Dr. Lin Liu joins the Department of Medicine

Dr. Lin Liu joined the Department of Medicine in the Division of Hematology as an Instructor in March, 2018.

During the course of Dr. Liu’s research training, he has maintained an interest in cell function, including exocytosis and endocytosis, protein or vesicle transport, signal pathway and related disease. The Golgi enzyme UDP-GlcNAc:lysosomal enzyme N-acetylglucosamine-1-phosphotransferase (GlcNAc-1-phosphotransferase) mediates the first step in the addition of the mannose 6-phosphate targeting signal which serves to direct newly synthesized lysosomal enzymes to lysosomes. Dr. Liu is working on the role of the various domains of GlcNAc-1-phosphotransferase in selecting lysosomal enzymes as substrates over non-lysosomal glycoproteins.
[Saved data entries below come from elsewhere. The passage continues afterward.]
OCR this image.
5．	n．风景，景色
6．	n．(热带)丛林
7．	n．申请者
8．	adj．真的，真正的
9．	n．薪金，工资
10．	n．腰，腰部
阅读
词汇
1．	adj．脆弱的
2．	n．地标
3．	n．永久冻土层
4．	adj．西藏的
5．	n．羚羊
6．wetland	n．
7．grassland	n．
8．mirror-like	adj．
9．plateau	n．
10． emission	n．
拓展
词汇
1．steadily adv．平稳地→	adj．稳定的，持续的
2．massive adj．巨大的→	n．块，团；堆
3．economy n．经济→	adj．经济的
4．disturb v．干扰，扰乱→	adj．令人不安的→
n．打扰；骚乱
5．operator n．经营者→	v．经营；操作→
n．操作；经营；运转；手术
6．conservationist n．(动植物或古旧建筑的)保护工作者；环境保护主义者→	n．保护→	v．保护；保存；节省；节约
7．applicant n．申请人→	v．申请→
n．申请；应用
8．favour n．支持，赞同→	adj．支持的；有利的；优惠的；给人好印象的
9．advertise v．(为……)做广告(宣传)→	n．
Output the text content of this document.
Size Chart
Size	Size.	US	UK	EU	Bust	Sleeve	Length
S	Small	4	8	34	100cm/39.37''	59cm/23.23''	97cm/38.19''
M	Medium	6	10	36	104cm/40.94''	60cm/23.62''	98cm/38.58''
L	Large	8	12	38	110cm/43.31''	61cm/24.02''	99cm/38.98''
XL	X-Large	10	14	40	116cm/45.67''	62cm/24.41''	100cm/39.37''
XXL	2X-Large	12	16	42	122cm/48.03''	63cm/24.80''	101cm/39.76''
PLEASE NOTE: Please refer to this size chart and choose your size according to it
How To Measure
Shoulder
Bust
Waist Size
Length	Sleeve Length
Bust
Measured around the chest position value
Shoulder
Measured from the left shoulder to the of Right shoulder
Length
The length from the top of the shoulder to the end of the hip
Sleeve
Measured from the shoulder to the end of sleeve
During the course of this work, he developed a form of GlcNAc-1-phosphotransferase (S1-S3) with enhanced ability to phosphorylate lysosomal enzymes. He is evaluating whether this property can be used to generate highly phosphorylated lysosomal enzymes that function better in enzyme replacement therapy which is the standard of care for a number of the lysosomal storage diseases. In addition, he is also working on the mechanism of glycosyltransferases Golgi localization. The glycosyltransferases of the mammalian Golgi complex must recycle between the stacked cisternae of that organelle to maintain their proper steady state localization.  This trafficking is mediated by COPI-coated vesicles, but how the glycosyltransferases are incorporated into these transport vesicles is not clear.  During the study of patient mutations in the N-terminal tail of GlcNAc-1-phosphotransferase, he and his team have found the N-terminal cytoplasmic tails of a number of cis Golgi glycosyltransferases which share a f-(K/R)-X-L-X-(K/R) sequence bind directly to the d and z subunits of COPI.